Sunday 20 June 2010

In the middle of nowhere

With the forecast predicting fives and sixes we took some time out from sailing to spend it with Kirsty's parents and explore some of the immense scenery around Arisaig. A few miles up the road is Loch Morar, a fresh water loch that runs into a picturesque river, the loch has 500 metre peaks surrounding it. The sun was shining and the wind was blowing, but the scenery is breathtaking. We walked along the northern shore for almost 3 miles before finding a sheltered pebble beach to stop for lunch of roast chicken and carrot cake.

The walk back was just as scenic, and having learnt our lesson from the previous day we stayed ashore and showered before going out that the evening.

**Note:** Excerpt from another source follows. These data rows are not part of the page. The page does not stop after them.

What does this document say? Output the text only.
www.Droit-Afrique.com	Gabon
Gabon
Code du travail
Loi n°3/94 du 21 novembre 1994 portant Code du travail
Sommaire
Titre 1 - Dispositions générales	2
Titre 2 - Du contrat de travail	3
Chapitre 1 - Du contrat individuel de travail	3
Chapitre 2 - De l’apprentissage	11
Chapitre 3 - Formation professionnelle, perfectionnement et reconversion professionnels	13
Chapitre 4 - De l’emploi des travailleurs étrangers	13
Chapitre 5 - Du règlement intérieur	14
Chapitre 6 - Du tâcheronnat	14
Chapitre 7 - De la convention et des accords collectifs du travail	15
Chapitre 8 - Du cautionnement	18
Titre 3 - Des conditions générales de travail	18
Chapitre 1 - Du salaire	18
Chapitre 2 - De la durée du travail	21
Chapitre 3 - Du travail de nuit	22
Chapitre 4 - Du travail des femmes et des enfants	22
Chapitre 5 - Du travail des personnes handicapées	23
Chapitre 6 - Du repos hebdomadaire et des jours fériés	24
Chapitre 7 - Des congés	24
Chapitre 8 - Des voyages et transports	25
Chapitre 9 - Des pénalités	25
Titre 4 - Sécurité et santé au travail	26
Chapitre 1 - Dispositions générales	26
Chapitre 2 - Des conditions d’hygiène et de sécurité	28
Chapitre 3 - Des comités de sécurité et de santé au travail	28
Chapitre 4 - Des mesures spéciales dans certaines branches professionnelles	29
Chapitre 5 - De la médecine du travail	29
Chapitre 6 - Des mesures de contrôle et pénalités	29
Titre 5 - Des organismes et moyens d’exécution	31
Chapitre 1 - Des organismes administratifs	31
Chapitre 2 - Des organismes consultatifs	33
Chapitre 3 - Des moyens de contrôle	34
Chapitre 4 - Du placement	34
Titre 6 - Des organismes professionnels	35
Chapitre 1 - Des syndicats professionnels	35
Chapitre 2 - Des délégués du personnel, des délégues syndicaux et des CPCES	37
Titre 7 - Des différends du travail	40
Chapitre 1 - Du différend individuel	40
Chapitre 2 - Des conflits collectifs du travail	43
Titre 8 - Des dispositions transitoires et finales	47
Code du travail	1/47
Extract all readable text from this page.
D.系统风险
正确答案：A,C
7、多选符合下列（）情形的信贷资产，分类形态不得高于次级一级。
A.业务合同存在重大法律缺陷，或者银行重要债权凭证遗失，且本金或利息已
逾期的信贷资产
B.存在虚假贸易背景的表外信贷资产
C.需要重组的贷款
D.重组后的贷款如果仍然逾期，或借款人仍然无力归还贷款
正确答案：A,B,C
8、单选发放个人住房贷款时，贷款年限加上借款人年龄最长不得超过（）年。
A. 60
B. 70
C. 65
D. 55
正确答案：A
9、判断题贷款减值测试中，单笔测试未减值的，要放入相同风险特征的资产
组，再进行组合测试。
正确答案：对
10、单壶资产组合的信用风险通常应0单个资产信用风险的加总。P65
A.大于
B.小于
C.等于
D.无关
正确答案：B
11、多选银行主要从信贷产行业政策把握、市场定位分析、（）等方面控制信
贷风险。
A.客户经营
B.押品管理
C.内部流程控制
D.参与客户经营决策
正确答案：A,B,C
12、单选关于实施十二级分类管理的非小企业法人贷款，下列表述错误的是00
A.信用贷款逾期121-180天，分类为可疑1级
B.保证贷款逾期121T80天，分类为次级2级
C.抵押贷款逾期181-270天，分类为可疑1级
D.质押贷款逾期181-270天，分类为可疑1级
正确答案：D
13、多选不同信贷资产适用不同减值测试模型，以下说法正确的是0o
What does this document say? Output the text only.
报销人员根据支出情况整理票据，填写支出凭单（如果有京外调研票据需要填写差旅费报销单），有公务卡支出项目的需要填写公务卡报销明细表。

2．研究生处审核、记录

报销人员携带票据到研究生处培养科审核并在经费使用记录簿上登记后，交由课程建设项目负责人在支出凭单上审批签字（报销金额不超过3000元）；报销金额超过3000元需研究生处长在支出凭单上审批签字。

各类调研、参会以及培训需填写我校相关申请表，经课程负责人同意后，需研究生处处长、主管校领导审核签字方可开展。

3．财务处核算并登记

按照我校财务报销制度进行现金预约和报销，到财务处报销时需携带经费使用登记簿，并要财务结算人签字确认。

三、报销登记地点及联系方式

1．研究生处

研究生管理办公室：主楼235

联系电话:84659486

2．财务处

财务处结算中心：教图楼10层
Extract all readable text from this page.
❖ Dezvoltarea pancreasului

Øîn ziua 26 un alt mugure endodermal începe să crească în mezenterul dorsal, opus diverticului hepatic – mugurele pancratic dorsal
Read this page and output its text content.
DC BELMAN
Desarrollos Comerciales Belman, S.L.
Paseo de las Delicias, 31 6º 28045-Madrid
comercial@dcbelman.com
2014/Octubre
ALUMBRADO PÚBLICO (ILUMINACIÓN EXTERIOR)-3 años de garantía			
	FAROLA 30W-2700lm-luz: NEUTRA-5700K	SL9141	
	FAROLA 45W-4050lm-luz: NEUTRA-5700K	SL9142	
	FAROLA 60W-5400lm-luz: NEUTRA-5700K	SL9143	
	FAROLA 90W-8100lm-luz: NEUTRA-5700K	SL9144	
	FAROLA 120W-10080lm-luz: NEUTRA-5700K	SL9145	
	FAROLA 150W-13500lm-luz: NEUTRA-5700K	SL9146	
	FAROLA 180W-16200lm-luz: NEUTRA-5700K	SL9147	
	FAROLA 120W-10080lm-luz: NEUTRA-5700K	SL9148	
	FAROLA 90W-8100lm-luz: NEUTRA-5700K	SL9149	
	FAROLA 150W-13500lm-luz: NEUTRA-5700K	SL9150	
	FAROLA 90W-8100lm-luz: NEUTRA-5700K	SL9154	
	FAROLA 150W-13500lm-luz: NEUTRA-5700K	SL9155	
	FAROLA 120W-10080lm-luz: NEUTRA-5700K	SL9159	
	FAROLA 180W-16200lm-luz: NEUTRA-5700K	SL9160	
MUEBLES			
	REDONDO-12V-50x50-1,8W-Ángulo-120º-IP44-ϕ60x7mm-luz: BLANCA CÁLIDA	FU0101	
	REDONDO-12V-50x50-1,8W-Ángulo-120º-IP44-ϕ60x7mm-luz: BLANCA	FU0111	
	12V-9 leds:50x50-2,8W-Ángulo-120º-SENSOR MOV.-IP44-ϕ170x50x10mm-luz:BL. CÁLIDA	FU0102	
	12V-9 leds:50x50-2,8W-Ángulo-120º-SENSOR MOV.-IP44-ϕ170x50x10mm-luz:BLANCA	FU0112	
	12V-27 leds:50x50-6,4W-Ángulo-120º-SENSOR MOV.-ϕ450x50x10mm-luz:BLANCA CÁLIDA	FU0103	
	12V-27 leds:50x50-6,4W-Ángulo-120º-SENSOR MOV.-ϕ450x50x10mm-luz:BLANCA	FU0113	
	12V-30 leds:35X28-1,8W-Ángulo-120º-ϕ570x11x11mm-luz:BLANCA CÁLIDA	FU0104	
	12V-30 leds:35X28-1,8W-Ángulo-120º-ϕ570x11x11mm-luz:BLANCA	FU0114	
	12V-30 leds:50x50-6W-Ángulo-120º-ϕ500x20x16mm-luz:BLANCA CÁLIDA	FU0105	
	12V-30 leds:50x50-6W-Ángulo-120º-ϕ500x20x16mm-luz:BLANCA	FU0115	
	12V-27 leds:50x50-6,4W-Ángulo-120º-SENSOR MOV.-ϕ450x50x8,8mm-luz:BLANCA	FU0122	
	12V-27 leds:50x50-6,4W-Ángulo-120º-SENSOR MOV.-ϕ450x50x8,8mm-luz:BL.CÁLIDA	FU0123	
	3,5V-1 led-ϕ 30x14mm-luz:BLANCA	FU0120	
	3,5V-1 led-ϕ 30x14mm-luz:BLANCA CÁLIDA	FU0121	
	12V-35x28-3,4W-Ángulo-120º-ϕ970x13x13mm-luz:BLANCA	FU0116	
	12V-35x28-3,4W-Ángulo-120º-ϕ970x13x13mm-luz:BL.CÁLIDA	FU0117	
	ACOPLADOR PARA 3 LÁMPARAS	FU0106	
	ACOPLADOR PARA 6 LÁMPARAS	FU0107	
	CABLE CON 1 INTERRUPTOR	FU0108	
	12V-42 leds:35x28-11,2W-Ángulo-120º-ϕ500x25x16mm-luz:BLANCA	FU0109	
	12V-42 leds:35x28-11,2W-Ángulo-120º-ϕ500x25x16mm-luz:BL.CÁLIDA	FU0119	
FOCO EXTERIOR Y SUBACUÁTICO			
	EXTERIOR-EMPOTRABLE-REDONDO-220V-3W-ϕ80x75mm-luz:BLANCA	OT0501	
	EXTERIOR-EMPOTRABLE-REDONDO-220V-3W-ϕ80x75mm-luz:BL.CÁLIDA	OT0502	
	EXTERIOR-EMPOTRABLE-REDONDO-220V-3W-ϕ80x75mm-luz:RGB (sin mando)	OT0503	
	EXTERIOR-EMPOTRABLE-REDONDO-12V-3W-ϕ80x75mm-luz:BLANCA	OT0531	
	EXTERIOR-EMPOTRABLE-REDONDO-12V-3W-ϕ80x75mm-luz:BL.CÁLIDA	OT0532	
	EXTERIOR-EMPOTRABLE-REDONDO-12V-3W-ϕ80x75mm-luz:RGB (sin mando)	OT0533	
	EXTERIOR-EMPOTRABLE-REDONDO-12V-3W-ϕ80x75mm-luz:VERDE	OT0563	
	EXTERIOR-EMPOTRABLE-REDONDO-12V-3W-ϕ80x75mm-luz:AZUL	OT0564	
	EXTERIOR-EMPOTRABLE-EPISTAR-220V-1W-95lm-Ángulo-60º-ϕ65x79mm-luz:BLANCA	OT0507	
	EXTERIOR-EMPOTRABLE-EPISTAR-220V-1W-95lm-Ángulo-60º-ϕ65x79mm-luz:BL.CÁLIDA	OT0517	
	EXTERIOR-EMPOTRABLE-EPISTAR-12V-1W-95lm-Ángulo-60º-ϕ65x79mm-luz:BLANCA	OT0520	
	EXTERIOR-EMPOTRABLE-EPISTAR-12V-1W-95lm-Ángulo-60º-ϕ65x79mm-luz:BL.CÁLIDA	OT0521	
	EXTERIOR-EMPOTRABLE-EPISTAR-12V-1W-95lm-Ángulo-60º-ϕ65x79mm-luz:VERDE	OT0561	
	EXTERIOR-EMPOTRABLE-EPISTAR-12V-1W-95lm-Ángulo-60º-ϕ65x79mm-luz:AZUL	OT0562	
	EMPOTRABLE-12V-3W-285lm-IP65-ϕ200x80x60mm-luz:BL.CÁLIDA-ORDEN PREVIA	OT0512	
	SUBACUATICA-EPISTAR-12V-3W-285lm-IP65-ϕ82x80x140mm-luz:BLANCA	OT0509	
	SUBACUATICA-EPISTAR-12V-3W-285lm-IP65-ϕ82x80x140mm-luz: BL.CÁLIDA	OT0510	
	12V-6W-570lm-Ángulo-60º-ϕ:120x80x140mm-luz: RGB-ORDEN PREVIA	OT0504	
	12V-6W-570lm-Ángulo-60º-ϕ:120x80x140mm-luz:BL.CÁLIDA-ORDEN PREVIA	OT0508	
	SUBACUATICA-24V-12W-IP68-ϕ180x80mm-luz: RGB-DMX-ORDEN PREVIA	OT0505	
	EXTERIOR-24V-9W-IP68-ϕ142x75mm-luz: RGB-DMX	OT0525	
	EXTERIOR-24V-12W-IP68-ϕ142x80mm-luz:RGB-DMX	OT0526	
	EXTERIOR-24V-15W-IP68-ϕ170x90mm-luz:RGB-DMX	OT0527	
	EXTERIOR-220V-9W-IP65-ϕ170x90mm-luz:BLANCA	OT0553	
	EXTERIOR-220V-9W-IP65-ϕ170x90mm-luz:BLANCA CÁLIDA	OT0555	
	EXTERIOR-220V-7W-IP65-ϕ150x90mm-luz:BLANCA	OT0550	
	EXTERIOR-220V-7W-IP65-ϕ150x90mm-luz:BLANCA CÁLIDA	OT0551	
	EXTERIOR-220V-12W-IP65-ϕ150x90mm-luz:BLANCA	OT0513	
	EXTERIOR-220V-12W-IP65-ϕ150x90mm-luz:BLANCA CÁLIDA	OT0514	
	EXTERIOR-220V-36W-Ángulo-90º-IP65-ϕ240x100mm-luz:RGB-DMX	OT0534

Today we left Arisaig to pick up Kisty's parents in Mallaig before heding up Loch Nevis. We'd had strong wind in Arisaig, so I'd let 45 metres of chain out. It was a good idea at the time but later when the windlass has to pull up all the chain which, 40 metres of which is now covered in a thick foul smelling tar like mud, the idea had lost its sparkle. Bucket after bucket of water was washed over the chain, the deck, the chain and the deck, but still black water, or patches of mud would appear on deck and spread. The Scottish mud is like Essex mud, but black. It doesn't just stick to the chain, it coats it, so you can't see the chain links, just a line of thick black ooze coming over the bow roller, coating everything in and around its path. Eventually the anchor appeared and we were able to get on our way. We got to Mallaig about 12:30 and picked up Kirsty's parents who were on the quay waiting for us. Once on board we headed out past Inverie and up through the narrows to inner Loch Nevis. I was going to phone my dad to wish him happy fathers day, but when I picked up my phone I had no service. It wouldn't have been so bad, but the post in Arisaig left at 15:30 on Friday, so the card I posted at 16:30 won't have left until 12:00 on Saturday. It should arrive on Monday. I'm sure my dad will understand.

Kirsty's parents like camping so they brought their tent to stay in tonight. They often walk into the wilderness for days at a time, and the idea of taking Pixie somewhere they haven't walked to was too good an opportunity to miss. We motored the length of the inner loch looking for a good campsite and anchorage, and found somewhere shallow enough to anchor near a secluded beach. One of the problems with the loch is that it has steep sides, so finding a spot of between 5 and 10 metres deep that doesn't drop away to 20 or 30 within 5 metres from that spot was an interesting task. Add to that the need to pitch a tent nearby and the choices limited themselves to one place. And what a great spot it was. We're the only yacht in the inner loch. In the end we laid a kedge anchor from the stern to stop Pixie swinging into rocks or the shore.



The evening was spent around a fire, food was cooked on disposable barbarcues, just the crackle of burning seaweed echoing off the hills broke the silence. Seals played in the water by Sprite our tender, and midges flew around us. Liberal application of Expedition 50 seemed to stop them biting. It was only after the breeze died that they became a problem. By 11pm it was still light, but we had all had enough to drink, so Kirsty and I came back to Pixie, and left the midges and Kirsty's parents alone together.


The midges don't seem to have followed us out to Pixie, although she is quite close to the shore. We'll see what the bites are like tomorrow.